The study also shed light on Antarctica’s part in the so-called Meltwater pulse 1A event, between 14,300 and 14,700 years ago, when the globe’s sea level rose a dramatic 20m in just a few hundred years.
“There has been a long-standing debate in literature as to whether Antarctica contributed to that event or not,” he said.
“While all the field data so far said it hasn’t, we have been able to provide the first hard evidence that it potentially contributed a substantial part of it.”
In this event and others, the bulk of historic sea level rise had been attributable to North Hemisphere ice sheets that no longer exist today.
But metres of sea level rise could still come from a collapse in Antarctica.
Past melting events were driven by warmer ocean waters eating away at ice shelfs, and these processes were being observed today as the planet warmed.
“The ice sheets are collapsing, that’s what we have known already for a few years, but recent data has shown that some ice sheets are now beyond the point of no return - this will keep going for decades and centuries, there is no stopping it.”
Under present sea level rise scenarios, many coastal areas in New Zealand were predicted to face a greater threat from higher tides and storm surges.
Professor Tim Naish, the director of Victoria University’s Antarctic Research Centre, said the UN’s Intergovernmental Panel on Climate Change (IPCC) estimated a sea level rise of a metre by the end of this century.

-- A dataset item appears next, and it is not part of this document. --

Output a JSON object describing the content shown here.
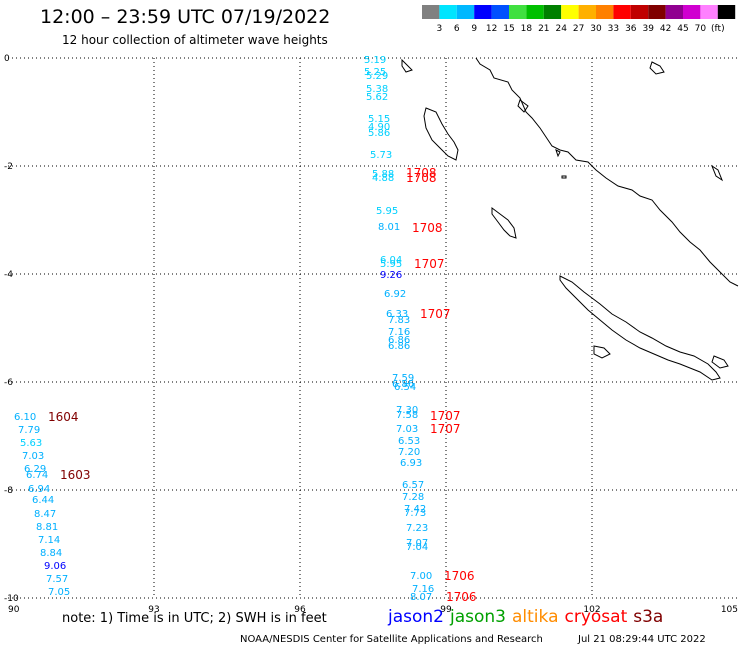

“What we now know from Michael’s work is that the Antarctic ice sheet itself is capable of producing up to a metre per century - and perhaps a bit more,” he said.
“It’s pointing toward the possibility that the IPCC estimates may be a little conservative if we get one of these collapses.”
Dr Weber is among 950 scientists attending the Scientific Committee on Antarctic Research’s Open Conference, hosted this week in Auckland.
Why our oceans hold climate clues
Our oceans hold the key to understanding climate change, says a top scientist in town this week.
US oceanographer Dr Steve Rintoul, of Australia’s Commonwealth Scientific and Industrial Research Organisation, is internationally recognised as a leading authority on the circulation of the Southern Ocean and how it affects global climate systems.
As more than 90 per cent of the extra heat that has been absorbed by the Earth had gone into warming up the oceans, it was oceans that provided critical indications about climate change, he said.
“We know that the oceans are changing - we can measure that - and modelled projections of what will happen in the future suggests that oceans may be less effective at slowing the rate of climate change in the future.”
When looking at impacts of warmer oceans, there were few places as important as Antarctica.
“When the ice sheet flows out on to the ocean from Antarctica, it exposes its soft underbelly, and the heat from the ocean can melt that floating ice,” he said.
“Once that floating ice melts, the ice that’s on top of the continent can flow into the sea, and that increases sea level.”
Scientists drew on factors such as water temperature, salinity and acidification to look for changes in oceans, yet attempting to simulate the interaction of a warmer ocean with the ice shelf remained one of the biggest challenges to climate science.
“That’s why the Antarctic ice sheet is still the most uncertain aspect of future sea level rise.”